Disability Law Center attorney Steve Schmidt said that while getting legally compliant ramps retrofitted on the streets done in 2014 is important, the more significant win is that compliant ramps will be part of all future projects. The three plaintiffs initially wrote a letter to the city, then submitted a draft legal complaint when that didn’t get the desired response.

Schmidt said the case has triggered interest from other communities. He said the hope is that other communities will bring their ADA policies in line with the law. “The question is what constitutes a street alteration, and my clients consider mill and overlay work to be an alteration,” Schmidt said.

The individuals with disabilities who challenged the city are Rick Cardenas, Margot Imdieke Cross and Ken Rodgers. They worked with the Disability Law Center for more than a year to raise concerns with city officials about curb ramps that were built improperly during work on 11 of the city’s “Terrible 20” streets in need of repair.
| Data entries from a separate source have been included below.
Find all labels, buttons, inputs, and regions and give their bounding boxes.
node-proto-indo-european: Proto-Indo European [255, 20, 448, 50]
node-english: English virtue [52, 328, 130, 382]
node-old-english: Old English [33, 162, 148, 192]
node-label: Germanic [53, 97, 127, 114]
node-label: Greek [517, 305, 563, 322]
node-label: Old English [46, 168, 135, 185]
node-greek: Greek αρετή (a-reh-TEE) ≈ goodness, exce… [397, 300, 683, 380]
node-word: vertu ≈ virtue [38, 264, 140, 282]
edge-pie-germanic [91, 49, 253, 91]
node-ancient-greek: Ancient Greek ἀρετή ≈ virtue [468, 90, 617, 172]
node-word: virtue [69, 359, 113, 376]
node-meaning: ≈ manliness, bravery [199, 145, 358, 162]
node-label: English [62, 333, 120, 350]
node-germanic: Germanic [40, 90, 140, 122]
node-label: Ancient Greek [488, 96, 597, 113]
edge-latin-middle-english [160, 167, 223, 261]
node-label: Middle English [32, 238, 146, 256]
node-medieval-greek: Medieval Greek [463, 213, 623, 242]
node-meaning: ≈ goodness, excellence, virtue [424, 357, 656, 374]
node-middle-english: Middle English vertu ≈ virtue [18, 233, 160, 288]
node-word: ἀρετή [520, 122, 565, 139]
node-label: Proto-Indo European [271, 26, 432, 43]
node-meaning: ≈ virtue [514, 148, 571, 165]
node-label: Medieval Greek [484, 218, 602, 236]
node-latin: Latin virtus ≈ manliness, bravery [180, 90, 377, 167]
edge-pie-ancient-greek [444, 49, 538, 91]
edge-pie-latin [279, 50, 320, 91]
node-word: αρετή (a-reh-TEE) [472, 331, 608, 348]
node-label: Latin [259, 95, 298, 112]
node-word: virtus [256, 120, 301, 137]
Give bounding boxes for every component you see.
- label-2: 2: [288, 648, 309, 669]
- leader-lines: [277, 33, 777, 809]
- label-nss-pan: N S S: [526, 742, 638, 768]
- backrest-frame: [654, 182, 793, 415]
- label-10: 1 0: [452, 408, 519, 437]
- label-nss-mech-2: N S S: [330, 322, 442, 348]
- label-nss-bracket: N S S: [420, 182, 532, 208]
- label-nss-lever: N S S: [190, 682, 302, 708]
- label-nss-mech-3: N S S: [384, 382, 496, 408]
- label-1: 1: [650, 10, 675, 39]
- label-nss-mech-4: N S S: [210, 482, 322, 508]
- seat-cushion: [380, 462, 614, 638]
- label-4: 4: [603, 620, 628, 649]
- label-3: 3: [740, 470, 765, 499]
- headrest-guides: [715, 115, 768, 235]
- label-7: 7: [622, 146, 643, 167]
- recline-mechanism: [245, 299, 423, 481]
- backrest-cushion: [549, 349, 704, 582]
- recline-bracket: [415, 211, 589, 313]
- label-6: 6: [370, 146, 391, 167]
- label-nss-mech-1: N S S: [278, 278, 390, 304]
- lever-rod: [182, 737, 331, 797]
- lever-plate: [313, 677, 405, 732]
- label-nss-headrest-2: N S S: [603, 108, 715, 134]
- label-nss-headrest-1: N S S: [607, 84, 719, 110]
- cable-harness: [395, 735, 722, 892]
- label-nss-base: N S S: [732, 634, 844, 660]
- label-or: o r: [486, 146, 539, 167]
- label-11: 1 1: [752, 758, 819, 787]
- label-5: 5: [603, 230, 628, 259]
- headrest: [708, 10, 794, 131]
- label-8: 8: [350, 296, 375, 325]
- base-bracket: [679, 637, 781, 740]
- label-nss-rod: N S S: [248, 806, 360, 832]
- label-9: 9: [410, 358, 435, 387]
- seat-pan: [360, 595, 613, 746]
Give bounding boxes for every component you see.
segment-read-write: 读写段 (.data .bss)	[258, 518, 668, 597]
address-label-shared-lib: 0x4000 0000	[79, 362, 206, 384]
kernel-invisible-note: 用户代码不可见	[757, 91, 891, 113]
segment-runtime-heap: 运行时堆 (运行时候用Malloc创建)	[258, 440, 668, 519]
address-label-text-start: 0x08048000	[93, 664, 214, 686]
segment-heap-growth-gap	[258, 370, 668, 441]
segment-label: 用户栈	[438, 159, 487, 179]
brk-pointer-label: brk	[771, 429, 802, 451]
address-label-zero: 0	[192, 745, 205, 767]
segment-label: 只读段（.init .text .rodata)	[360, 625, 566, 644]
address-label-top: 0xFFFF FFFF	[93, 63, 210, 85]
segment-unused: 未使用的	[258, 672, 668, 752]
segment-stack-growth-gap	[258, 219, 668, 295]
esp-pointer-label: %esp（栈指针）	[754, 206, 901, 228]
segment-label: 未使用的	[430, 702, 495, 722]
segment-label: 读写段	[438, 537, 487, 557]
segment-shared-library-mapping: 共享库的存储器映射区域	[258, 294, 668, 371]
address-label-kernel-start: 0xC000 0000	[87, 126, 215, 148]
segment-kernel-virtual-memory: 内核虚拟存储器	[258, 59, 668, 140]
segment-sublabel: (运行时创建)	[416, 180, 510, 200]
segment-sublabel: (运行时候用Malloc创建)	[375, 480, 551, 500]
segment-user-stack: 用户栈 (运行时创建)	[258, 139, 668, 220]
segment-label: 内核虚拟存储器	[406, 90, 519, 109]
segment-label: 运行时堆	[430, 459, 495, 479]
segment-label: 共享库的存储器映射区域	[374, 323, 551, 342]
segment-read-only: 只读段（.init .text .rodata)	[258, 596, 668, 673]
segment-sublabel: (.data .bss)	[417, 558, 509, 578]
The streets were among those singled out by Mayor Chris Coleman as needing repair after the harsh winter of 2013.

The settlement indicates that the city has about 230 ramps that need to be retrofitted. Some will be fixed in conjunction with other street projects, but that leaves about 200 ramps that have to be completed. The cost is estimated at about $1 million. Under the federal ADA, cities must comply with current federal accessibility guidelines by installing legally compliant curb ramps when streets are repaired or rebuilt. Cardenas, Cross and Rodgers contended that St. Paul failed to properly upgrade pedestrian curb ramps during 2014 street mill and overlay projects, violating the ADA and the Minnesota Human Rights Act.

The settlement agreement provides that by the end of 2017, the city will now complete the necessary ADA upgrades for curb ramps on streets that were part of the 2014 work. “The settlement agreement ensures that all individuals with disabilities who live or visit St. Paul will be able to travel safely on city sidewalks, and be full and equal members of the community,” said Rodgers. “We are pleased that the city has recognized its obligations under the law, and has made a strong commitment to making St. Paul accessible to everyone.”